The debate raged through Jim Parks and just about every other keeper; through Alan Knott and Bob Taylor (which was a bit cooked up because Knott was so talented); through Alec Stewart and Jack Russell. Jones and Read were merely the modern version, though in this era the phenomenal Australian Adam Gilchrist (keeping to Shane Warne's fizzing leg-spin and averaging 48.8 with the bat) changed everything.

"It's a slightly weird situation because the Ashes will be our third winter together and each time it's been different with him or me as No 1," Read said. "We get on reasonably well in those four months away. We're together in the gym and and work on our keeping together. But then I went two years without seeing him."

If Read was not quite as good as some of his supporters suggested, it was glaringly obvious that he was better behind the stumps than the man in charge. But there was another difference. Jones, for all his perceived shortcomings, was a keeper of perpetual motion who constantly kept the team going. He was animated and noisy. Read is not.

"I am better but I don't think I'm ever going to be the noisiest wicketkeeper," he said. "I think a lot of it comes down to the experience you've had with your team-mates. At Notts I know every individual inside out, I know what to say to who and when. I am still very much feeling my way into the England team; when I have I'll make more informed comment. I know I'm the focal point so something will definitely develop."

None of the foregoing should be taken as implying that Read is unassertive. It would be ridiculous to pretend so after the incident at Hove last May, when having got a five-ball duck against the leg-spin of Mushtaq Ahmed, he went back to the pitch side from the dressing-room and roundly berated the bowler. Read was upset by excessive appealing but it was an excessive response for which the England and Wales Cricket Board reprimanded him. He is suitably contrite but it also shows he is no wilting wallflower. You can also sense him bristling occasionally about other matters.

Read could play a big part in the Ashes campaign. His keeping has become genuinely classy, if not infallible. He has worked hard on technique, favouring the method of which Australia's Ian Healy was a key proponent: standing wider towards slips and taking the ball on the inside. It takes you nearer the outside edges.

The youngest of the 62 wicketkeepers to play for England was Gregor MacGregor who was 20 years and 324 days old when he played against Australia in 1893 (Read was a solitary day older against New Zealand in 1999). MacGregor had a career batting average of 18.02. He wouldn't have had a look-in today.

Finders keepers: The Read file

Christopher Mark Wells Read

Born: 10 August, 1978, Paignton, Devon.

Education: Torquay Boys' Grammar School, University of Bath, Loughborough University.

Nickname: 'Reados'.

Height: 5ft 8in (1.73m).

County career: Devon (1994) Played in NatWest Trophy game at the age of 16; Gloucestershire (1997); Nottinghamshire (since 1998).

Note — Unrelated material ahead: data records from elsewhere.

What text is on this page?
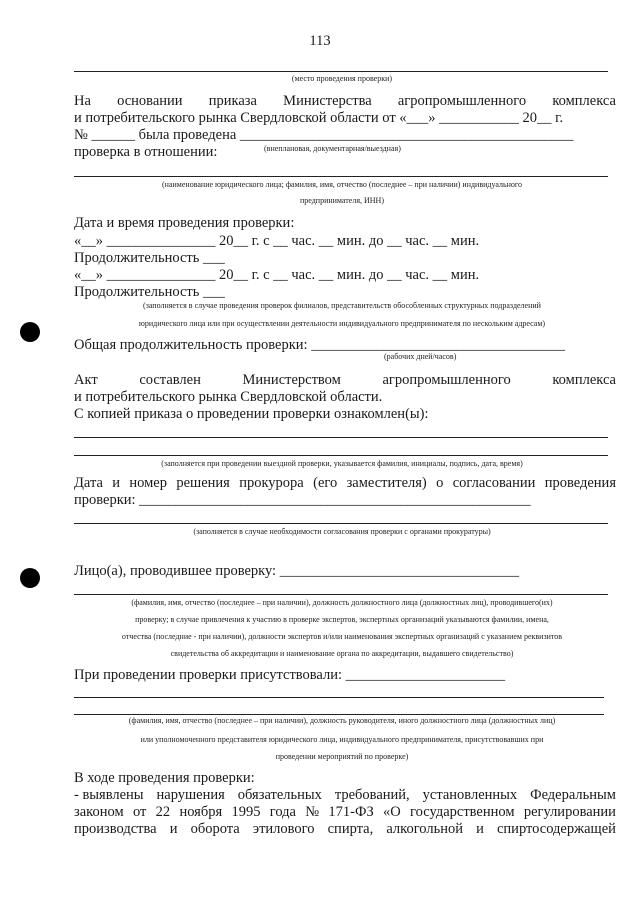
113
(место проведения проверки)
На основании приказа Министерства агропромышленного комплекса
и потребительского рынка Свердловской области от «___» ___________ 20__ г.
№ ______ была проведена ______________________________________________
проверка в отношении:	(внеплановая, документарная/выездная)
(наименование юридического лица; фамилия, имя, отчество (последнее – при наличии) индивидуального
предпринимателя, ИНН)
Дата и время проведения проверки:
«__» _______________ 20__ г. с __ час. __ мин. до __ час. __ мин.
Продолжительность ___
«__» _______________ 20__ г. с __ час. __ мин. до __ час. __ мин.
Продолжительность ___
(заполняется в случае проведения проверок филиалов, представительств обособленных структурных подразделений
юридического лица или при осуществлении деятельности индивидуального предпринимателя по нескольким адресам)
Общая продолжительность проверки: ___________________________________
(рабочих дней/часов)
Акт	составлен	Министерством	агропромышленного	комплекса
и потребительского рынка Свердловской области.
С копией приказа о проведении проверки ознакомлен(ы):
(заполняется при проведении выездной проверки, указывается фамилия, инициалы, подпись, дата, время)
Дата и номер решения прокурора (его заместителя) о согласовании проведения
проверки: ______________________________________________________
(заполняется в случае необходимости согласования проверки с органами прокуратуры)
Лицо(а), проводившее проверку: _________________________________
(фамилия, имя, отчество (последнее – при наличии), должность должностного лица (должностных лиц), проводившего(их)
проверку; в случае привлечения к участию в проверке экспертов, экспертных организаций указываются фамилии, имена,
отчества (последние - при наличии), должности экспертов и/или наименования экспертных организаций с указанием реквизитов
свидетельства об аккредитации и наименование органа по аккредитации, выдавшего свидетельство)
При проведении проверки присутствовали: ______________________
(фамилия, имя, отчество (последнее – при наличии), должность руководителя, иного должностного лица (должностных лиц)
или уполномоченного представителя юридического лица, индивидуального предпринимателя, присутствовавших при
проведении мероприятий по проверке)
В ходе проведения проверки:
- выявлены нарушения обязательных требований, установленных Федеральным
законом от 22 ноября 1995 года № 171-ФЗ «О государственном регулировании
производства и оборота этилового спирта, алкогольной и спиртосодержащей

Honours: Won Denis Compton Award for most promising young player of the year, 1997.

Test debut: England v New Zealand at Edgbaston, first Test, 1-3 July 1999 .

Test record: matches 13; runs 325; highest score 55; average 20.31; catches 37; stumpings 5.

ODI debut: England v South Africa at Bloemfontein, Standard Bank Series, 23 Jan 2000.

ODI record: matches 33; runs 294; HS 30 not out; average 21; catches 40; stumpings 2.